Kubiak Jacek Z, Bazile Franck, Pascal Aude, Richard-Parpaillon Laurent, Polanski Zbigniew, Ciemerych Maria A, Chesnel Franck
CNRS/University of Rennes 1, Institute of Genetics & Development, Rennes cedex, France.
Folia Histochem Cytobiol. 2008;46(1):5-9. doi: 10.2478/v10042-008-0001-z.
Temporal regulation of M-phases of the cell cycle requires precise molecular mechanisms that differ among different cells. This variable regulation is particularly clear during embryonic divisions. The first embryonic mitosis in the mouse lasts twice as long as the second one. In other species studied so far (C. elegans, Sphaerechinus granularis, Xenopus laevis), the first mitosis is also longer than the second, yet the prolongation is less pronounced than in the mouse. We have found recently that the mechanisms prolonging the first embryonic M-phase differ in the mouse and in Xenopus embryos. In the mouse, the metaphase of the first mitosis is specifically prolonged by the unknown mechanism acting similarly to the CSF present in oocytes arrested in the second meiotic division. In Xenopus, higher levels of cyclins B participate in the M-phase prolongation, however, without any cell cycle arrest. In Xenopus embryo cell-free extracts, the inactivation of the major M-phase factor, MPF, depends directly on dissociation of cyclin B from CDK1 subunit and not on cyclin B degradation as was thought before. In search for other mitotic proteins behaving in a similar way as cyclins B we made two complementary proteomic screens dedicated to identifying proteins ubiquitinated and degraded by the proteasome upon the first embryonic mitosis in Xenopus laevis. The first screen yielded 175 proteins. To validate our strategy we are verifying now which of them are really ubiquitinated. In the second one, we identified 9 novel proteins potentially degraded via the proteasome. Among them, TCTP (Translationally Controlled Tumor Protein), a 23-kDa protein, was shown to be partially degraded during mitosis (as well as during meiotic exit). We characterized the expression and the role of this protein in Xenopus, mouse and human somatic cells, Xenopus and mouse oocytes and embryos. TCTP is a mitotic spindle protein positively regulating cellular proliferation. Analysis of other candidates is in progress.

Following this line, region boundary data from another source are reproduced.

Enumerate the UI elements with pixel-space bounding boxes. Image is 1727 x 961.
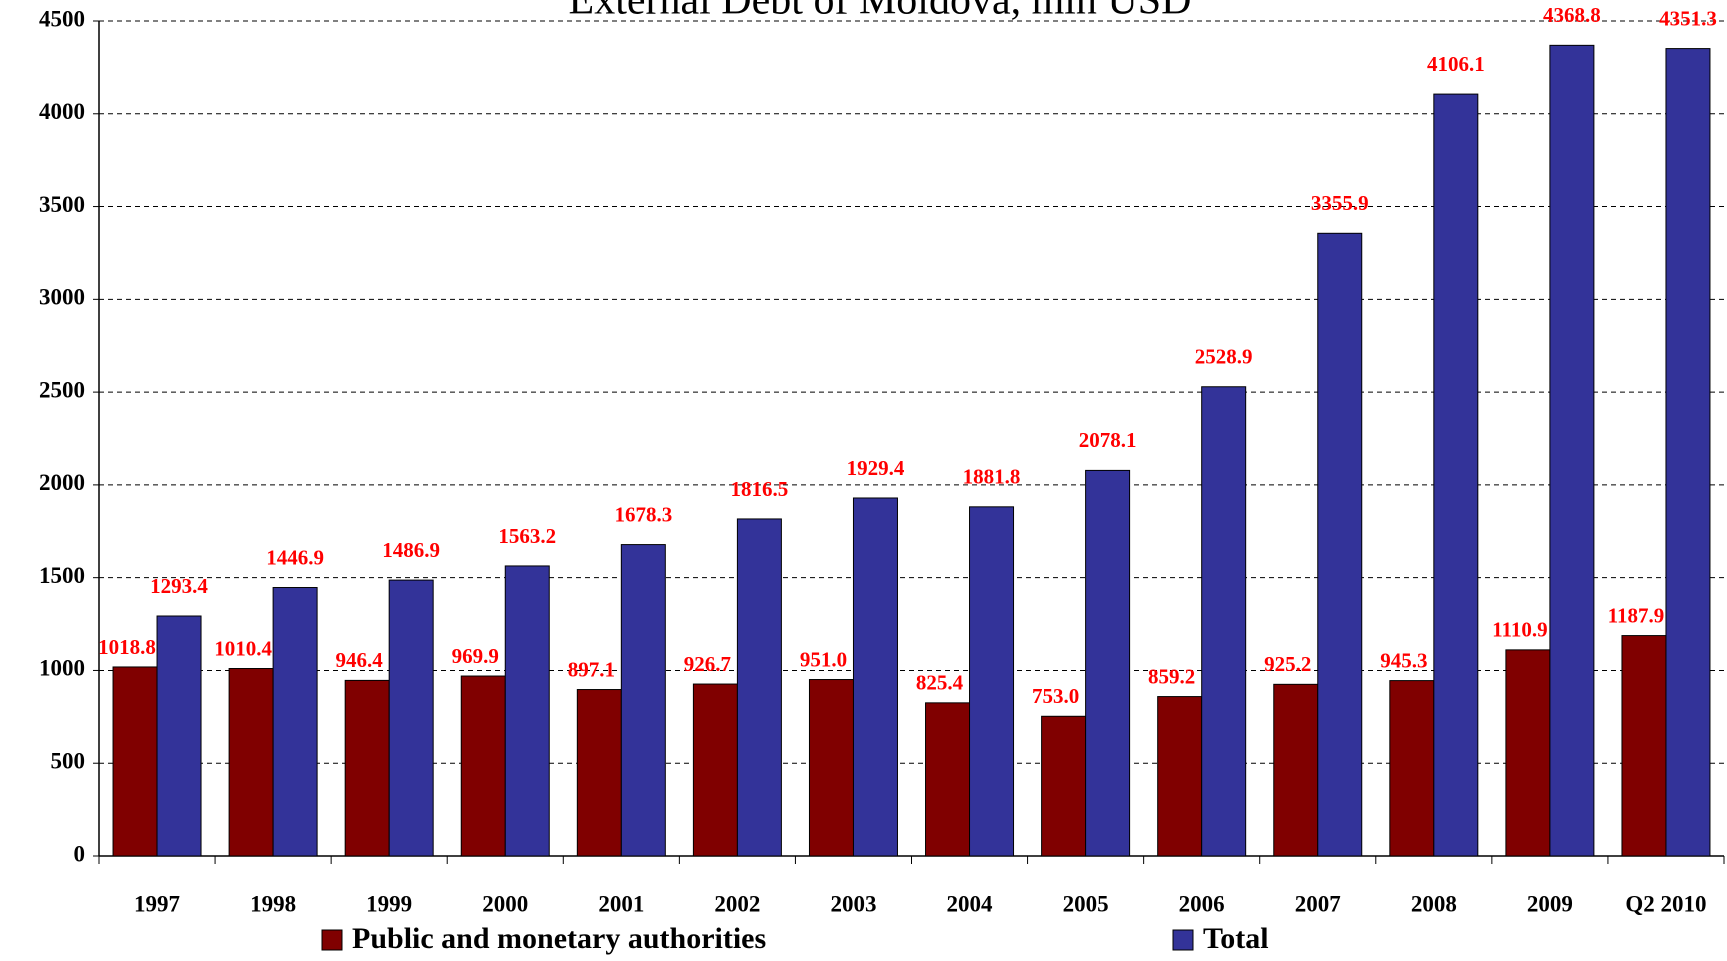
- bar: [969, 506, 1015, 857]
- bar: [1621, 635, 1667, 857]
- bar: [388, 579, 434, 857]
- legend-swatch: [321, 929, 343, 951]
- value-label: 1929.4: [847, 456, 905, 480]
- bar: [228, 668, 274, 857]
- bar: [344, 679, 390, 857]
- value-label: 2078.1: [1079, 428, 1137, 452]
- x-tick-label: 2003: [830, 891, 876, 916]
- x-tick-label: 1998: [250, 891, 296, 916]
- y-tick-label: 2000: [39, 470, 85, 495]
- bar: [1041, 715, 1087, 857]
- y-tick-label: 2500: [39, 377, 85, 402]
- y-tick-label: 4500: [39, 6, 85, 31]
- value-label: 969.9: [452, 644, 499, 668]
- x-tick-label: 1997: [134, 891, 180, 916]
- bar: [1433, 93, 1479, 857]
- y-tick-label: 3000: [39, 285, 85, 310]
- bar: [1273, 683, 1319, 857]
- bar: [504, 565, 550, 857]
- value-label: 1563.2: [498, 524, 556, 548]
- bar: [692, 683, 738, 857]
- value-label: 1018.8: [98, 635, 156, 659]
- legend-label: Public and monetary authorities: [352, 922, 766, 955]
- value-label: 825.4: [916, 671, 964, 695]
- value-label: 859.2: [1148, 664, 1195, 688]
- bar: [576, 689, 622, 857]
- bar: [460, 675, 506, 857]
- value-label: 4106.1: [1427, 52, 1485, 76]
- value-label: 1881.8: [963, 465, 1021, 489]
- value-label: 897.1: [568, 657, 615, 681]
- bar: [1389, 680, 1435, 857]
- bar: [1317, 232, 1363, 857]
- value-label: 1293.4: [150, 574, 208, 598]
- x-tick-label: 2007: [1295, 891, 1341, 916]
- bar: [272, 587, 318, 857]
- x-tick-label: 2005: [1063, 891, 1109, 916]
- value-label: 1486.9: [382, 538, 440, 562]
- value-label: 926.7: [684, 652, 731, 676]
- bar: [1549, 44, 1595, 857]
- y-tick-label: 4000: [39, 99, 85, 124]
- legend-swatch: [1172, 929, 1194, 951]
- x-tick-label: 1999: [366, 891, 412, 916]
- bar: [112, 666, 158, 857]
- bar: [156, 615, 202, 857]
- chart-title: External Debt of Moldova, mln USD: [569, 0, 1192, 24]
- value-label: 1678.3: [614, 502, 672, 526]
- bar: [736, 518, 782, 857]
- x-tick-label: 2001: [598, 891, 644, 916]
- y-tick-label: 500: [51, 749, 86, 774]
- value-label: 753.0: [1032, 684, 1079, 708]
- x-tick-label: 2009: [1527, 891, 1573, 916]
- bar: [1085, 469, 1131, 857]
- value-label: 946.4: [336, 648, 384, 672]
- bar: [620, 544, 666, 857]
- bar: [1505, 649, 1551, 857]
- value-label: 951.0: [800, 647, 847, 671]
- legend-label: Total: [1203, 922, 1269, 955]
- x-tick-label: 2002: [714, 891, 760, 916]
- value-label: 1110.9: [1492, 618, 1547, 642]
- value-label: 1187.9: [1608, 603, 1665, 627]
- bar: [1157, 696, 1203, 857]
- value-label: 3355.9: [1311, 191, 1369, 215]
- x-tick-label: Q2 2010: [1625, 891, 1706, 916]
- value-label: 945.3: [1380, 648, 1427, 672]
- value-label: 4351.3: [1659, 6, 1717, 30]
- bar: [852, 497, 898, 857]
- x-tick-label: 2006: [1179, 891, 1225, 916]
- y-tick-label: 1000: [39, 656, 85, 681]
- x-tick-label: 2000: [482, 891, 528, 916]
- y-tick-label: 3500: [39, 192, 85, 217]
- value-label: 1010.4: [214, 636, 272, 660]
- y-tick-label: 0: [74, 841, 86, 866]
- bar: [925, 702, 971, 857]
- x-tick-label: 2008: [1411, 891, 1457, 916]
- bar: [1201, 386, 1247, 857]
- value-label: 925.2: [1264, 652, 1311, 676]
- y-tick-label: 1500: [39, 563, 85, 588]
- value-label: 1446.9: [266, 545, 324, 569]
- bar: [1665, 48, 1711, 857]
- value-label: 2528.9: [1195, 345, 1253, 369]
- x-tick-label: 2004: [947, 891, 994, 916]
- bar: [808, 679, 854, 857]
- value-label: 4368.8: [1543, 3, 1601, 27]
- value-label: 1816.5: [731, 477, 789, 501]
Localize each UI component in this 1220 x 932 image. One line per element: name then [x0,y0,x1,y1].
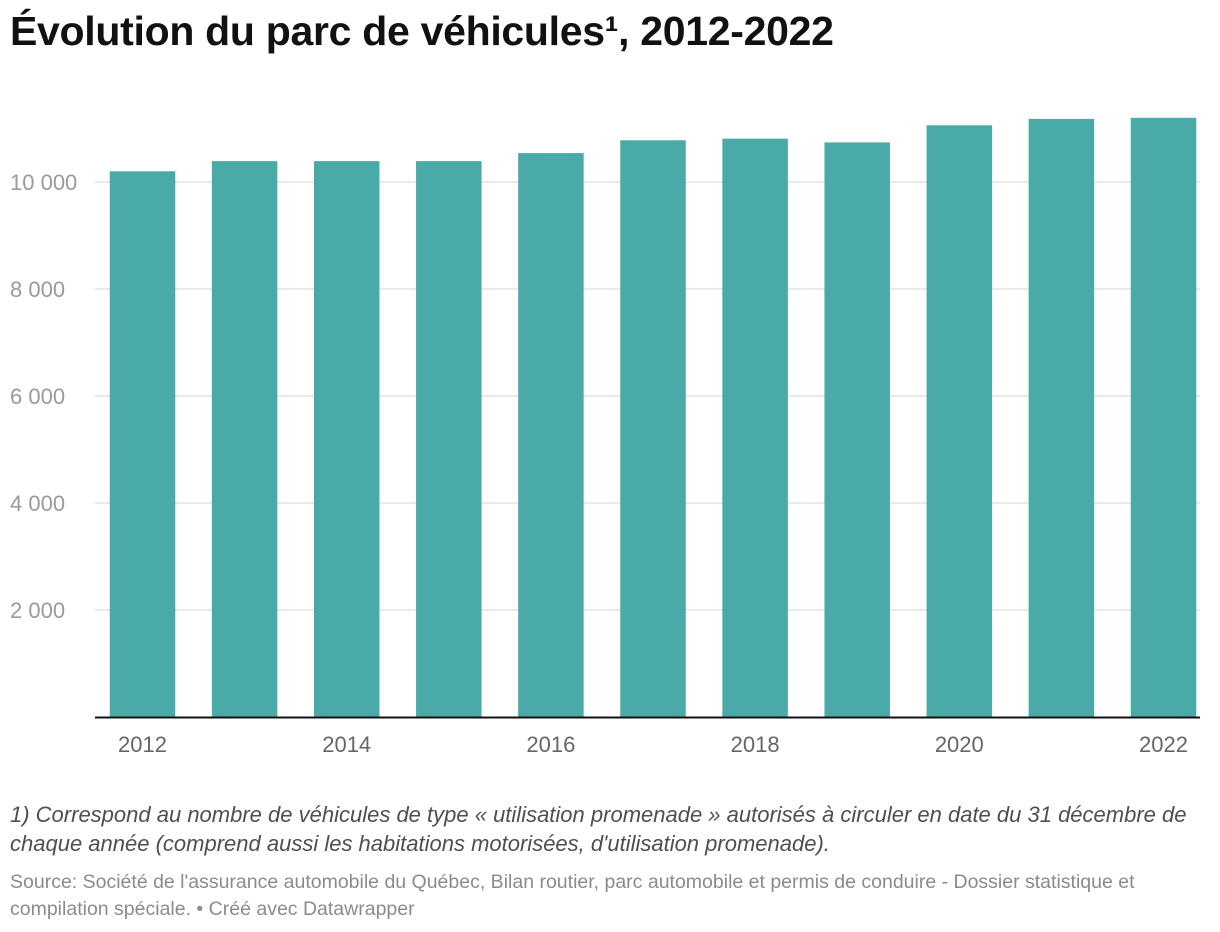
bars [109,117,1197,718]
footnote: 1) Correspond au nombre de véhicules de … [10,802,1187,856]
bar-2013 [211,161,278,717]
y-tick-label: 10 000 [10,170,77,195]
bar-2020 [926,125,993,718]
x-tick-label: 2014 [322,732,371,757]
bar-2019 [824,142,890,717]
x-tick-label: 2012 [118,732,167,757]
x-tick-label: 2020 [935,732,984,757]
y-tick-label: 2 000 [10,598,65,623]
x-tick-label: 2016 [526,732,575,757]
bar-2012 [109,171,176,718]
bar-2017 [620,140,686,717]
chart-title: Évolution du parc de véhicules¹, 2012-20… [10,8,834,54]
y-tick-label: 4 000 [10,491,65,516]
gridlines: 2 000 4 000 6 000 8 000 10 000 [10,170,1200,623]
y-tick-label: 6 000 [10,384,65,409]
y-tick-label: 8 000 [10,277,65,302]
bar-2015 [416,161,482,717]
bar-2021 [1028,118,1095,718]
axes: 2012 2014 2016 2018 2020 2022 [95,716,1200,757]
source-note: Source: Société de l'assurance automobil… [10,871,1135,920]
bar-2022 [1130,117,1197,718]
bar-2014 [313,161,380,717]
x-tick-label: 2022 [1139,732,1188,757]
bar-2016 [518,153,584,718]
x-tick-label: 2018 [731,732,780,757]
bar-2018 [722,138,788,718]
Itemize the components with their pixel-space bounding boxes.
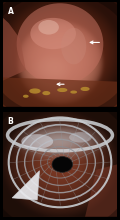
Ellipse shape (81, 87, 90, 91)
Ellipse shape (70, 90, 77, 94)
Polygon shape (12, 171, 39, 200)
Ellipse shape (21, 134, 53, 149)
Text: A: A (8, 7, 13, 16)
Polygon shape (85, 165, 117, 217)
Ellipse shape (29, 88, 41, 94)
Ellipse shape (52, 157, 72, 172)
Ellipse shape (61, 28, 86, 64)
Polygon shape (3, 18, 26, 81)
Ellipse shape (42, 91, 50, 95)
Ellipse shape (69, 132, 92, 143)
Ellipse shape (30, 18, 76, 49)
Ellipse shape (23, 95, 29, 98)
Ellipse shape (17, 3, 103, 85)
Ellipse shape (57, 88, 67, 92)
Ellipse shape (38, 20, 59, 35)
Text: B: B (8, 117, 13, 126)
Polygon shape (3, 77, 117, 107)
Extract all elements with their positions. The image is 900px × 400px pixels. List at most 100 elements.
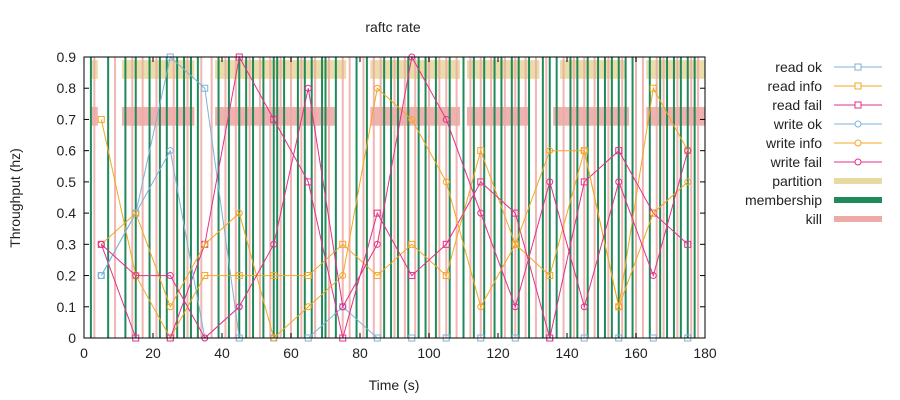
data-point <box>442 178 450 186</box>
series-line <box>100 55 689 339</box>
data-point <box>511 303 519 311</box>
data-point <box>580 303 588 311</box>
legend-label: write ok <box>773 116 823 132</box>
y-tick-label: 0.6 <box>57 143 77 159</box>
data-point <box>546 147 554 155</box>
data-point <box>684 178 692 186</box>
data-point <box>649 272 657 280</box>
data-point <box>408 240 416 248</box>
x-tick-label: 60 <box>283 345 299 361</box>
data-point <box>477 178 485 186</box>
series-write-fail <box>97 53 692 342</box>
legend-entry-partition: partition <box>772 173 882 189</box>
data-point <box>373 240 381 248</box>
data-point <box>408 115 416 123</box>
data-point <box>304 303 312 311</box>
data-point <box>339 272 347 280</box>
data-point <box>235 303 243 311</box>
y-tick-label: 0.8 <box>57 80 77 96</box>
data-point <box>373 272 381 280</box>
series-line <box>100 87 689 339</box>
data-point <box>97 240 105 248</box>
data-point <box>132 209 140 217</box>
x-tick-label: 20 <box>145 345 161 361</box>
legend-entry-write-fail: write fail <box>770 154 882 170</box>
data-point <box>649 84 657 92</box>
legend-label: kill <box>806 211 822 227</box>
data-point <box>580 147 588 155</box>
y-tick-label: 0 <box>68 330 76 346</box>
series-write-ok <box>97 147 243 342</box>
x-tick-label: 100 <box>417 345 441 361</box>
legend-entry-read-fail: read fail <box>772 97 882 113</box>
legend-entry-read-info: read info <box>768 78 882 94</box>
legend-label: write fail <box>770 154 822 170</box>
legend-entry-write-info: write info <box>765 135 882 151</box>
legend-label: read fail <box>772 97 822 113</box>
legend-entry-write-ok: write ok <box>773 116 882 132</box>
data-point <box>339 240 347 248</box>
event-lines <box>89 57 700 338</box>
series-layer <box>97 53 692 342</box>
data-point <box>304 272 312 280</box>
data-point <box>132 272 140 280</box>
data-point <box>580 178 588 186</box>
legend-marker <box>854 120 862 128</box>
legend: read ok read info read fail write ok write i… <box>745 59 882 227</box>
data-point <box>408 272 416 280</box>
y-tick-label: 0.2 <box>57 268 77 284</box>
x-tick-label: 140 <box>555 345 579 361</box>
legend-label: membership <box>745 192 822 208</box>
legend-swatch <box>834 216 882 222</box>
plot-frame <box>83 56 706 339</box>
legend-marker <box>854 158 862 166</box>
data-point <box>201 84 209 92</box>
kill-band <box>466 106 530 126</box>
data-point <box>477 303 485 311</box>
data-point <box>373 84 381 92</box>
kill-band <box>553 106 630 126</box>
data-point <box>97 115 105 123</box>
data-point <box>166 303 174 311</box>
legend-entry-membership: membership <box>745 192 882 208</box>
y-tick-label: 0.4 <box>57 205 77 221</box>
data-point <box>511 209 519 217</box>
data-point <box>442 272 450 280</box>
y-tick-label: 0.5 <box>57 174 77 190</box>
data-point <box>373 209 381 217</box>
data-point <box>477 209 485 217</box>
legend-marker <box>854 139 862 147</box>
legend-entry-kill: kill <box>806 211 882 227</box>
legend-swatch <box>834 197 882 203</box>
legend-label: read ok <box>775 59 823 75</box>
data-point <box>304 84 312 92</box>
legend-marker <box>854 63 862 71</box>
legend-entry-read-ok: read ok <box>775 59 882 75</box>
x-tick-label: 160 <box>624 345 648 361</box>
data-point <box>270 240 278 248</box>
y-tick-label: 0.7 <box>57 111 77 127</box>
data-point <box>615 178 623 186</box>
data-point <box>684 147 692 155</box>
data-point <box>97 272 105 280</box>
chart-title: raftc rate <box>365 19 420 35</box>
axis-ticks: 0 20 40 60 80 100 120 140 160 180 0 0.1 0.2 0.3 0.4 0.5… <box>57 49 717 361</box>
x-tick-label: 80 <box>352 345 368 361</box>
data-point <box>270 272 278 280</box>
legend-swatch <box>834 178 882 184</box>
legend-label: read info <box>768 78 823 94</box>
x-tick-label: 0 <box>80 345 88 361</box>
data-point <box>615 147 623 155</box>
data-point <box>546 272 554 280</box>
x-tick-label: 180 <box>693 345 717 361</box>
data-point <box>304 178 312 186</box>
x-axis-label: Time (s) <box>369 377 420 393</box>
data-point <box>442 240 450 248</box>
data-point <box>546 178 554 186</box>
legend-label: partition <box>772 173 822 189</box>
y-tick-label: 0.3 <box>57 236 77 252</box>
legend-label: write info <box>765 135 822 151</box>
x-tick-label: 40 <box>214 345 230 361</box>
data-point <box>201 240 209 248</box>
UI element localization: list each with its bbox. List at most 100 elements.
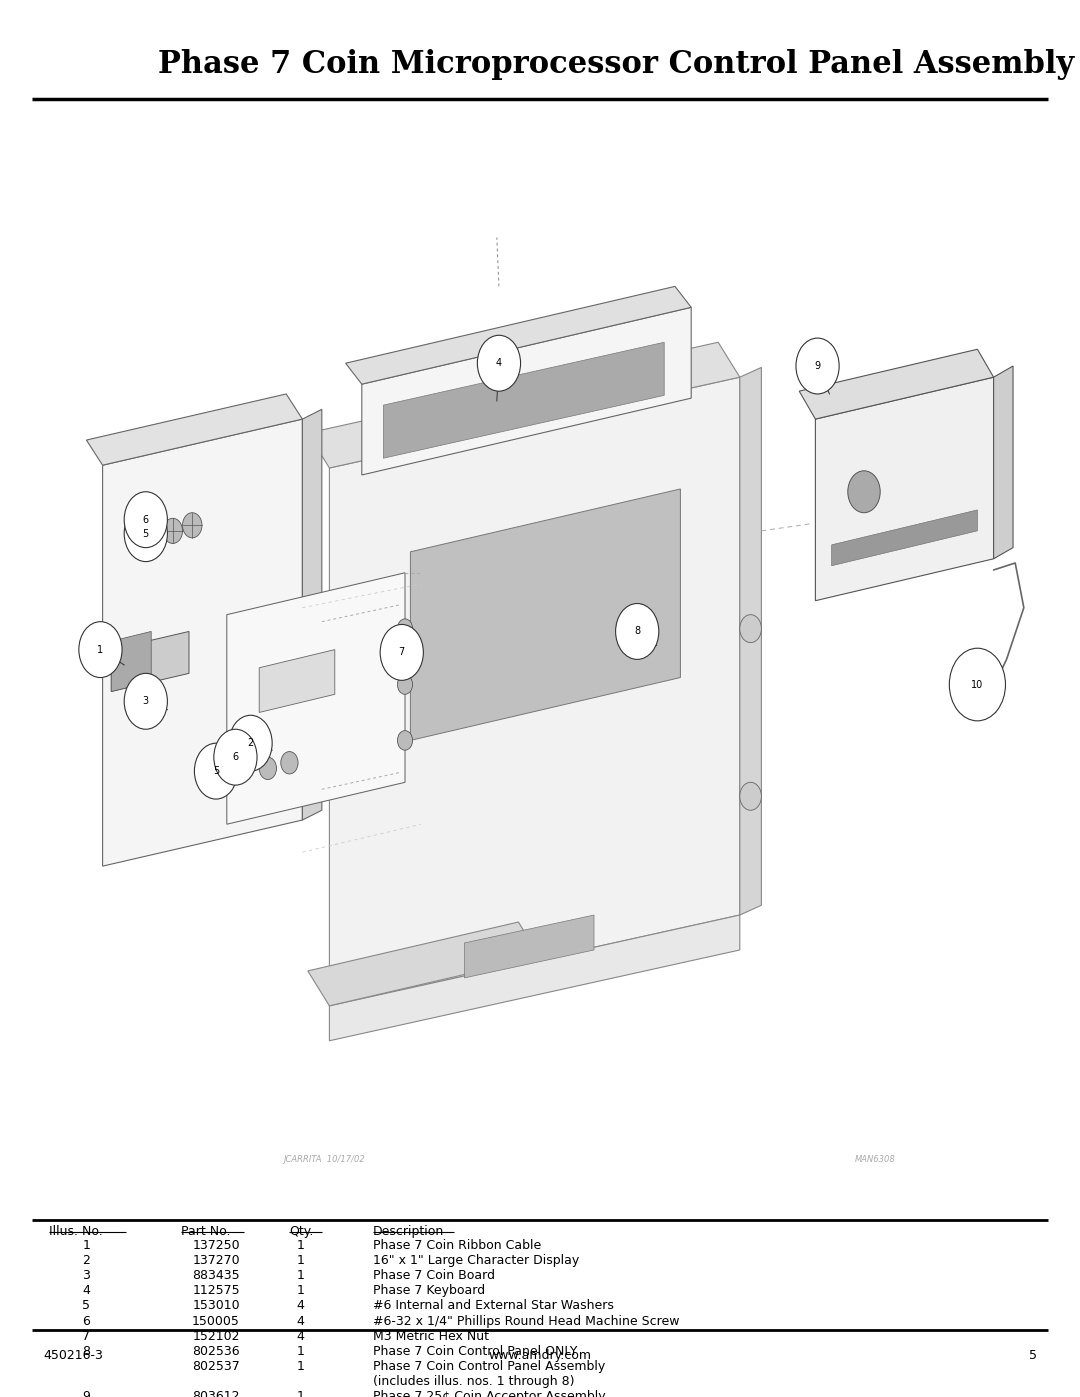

细胞周期M期的时间调控需要精确的分子机制,而不同细胞的分子机制有所不同。这种可变调控在胚胎分裂过程中尤为明显。小鼠的第一次胚胎有丝分裂持续时间是第二次的两倍。在迄今为止研究的其他物种(秀丽隐杆线虫、粒球海胆、非洲爪蟾)中,第一次有丝分裂也比第二次长,但延长程度不如小鼠明显。我们最近发现,延长小鼠和非洲爪蟾胚胎第一次M期的机制有所不同。在小鼠中,第一次有丝分裂的中期通过一种未知机制特异性延长,该机制类似于存在于第二次减数分裂阻滞的卵母细胞中的细胞静止因子(CSF)。在非洲爪蟾中,细胞周期蛋白B的较高水平参与了M期的延长,但不会导致任何细胞周期停滞。在非洲爪蟾胚胎无细胞提取物中,主要M期因子MPF的失活直接取决于细胞周期蛋白B与CDK1亚基的解离,而不是像之前认为的那样取决于细胞周期蛋白B的降解。为了寻找其他行为与细胞周期蛋白B相似的有丝分裂蛋白,我们进行了两项互补的蛋白质组学筛选,专门用于鉴定非洲爪蟾第一次胚胎有丝分裂时被蛋白酶体泛素化和降解的蛋白质。第一次筛选产生了175种蛋白质。为了验证我们的策略,我们现在正在核实其中哪些真的被泛素化了。在第二次筛选中,我们鉴定出9种可能通过蛋白酶体降解的新蛋白质。其中,23 kDa的蛋白质翻译控制肿瘤蛋白(TCTP)在有丝分裂期间(以及减数分裂退出期间)被证明会部分降解。我们对该蛋白在非洲爪蟾、小鼠和人类体细胞、非洲爪蟾和小鼠卵母细胞及胚胎中的表达和作用进行了表征。TCTP是一种有丝分裂纺锤体蛋白,对细胞增殖起正向调节作用。对其他候选蛋白的分析正在进行中。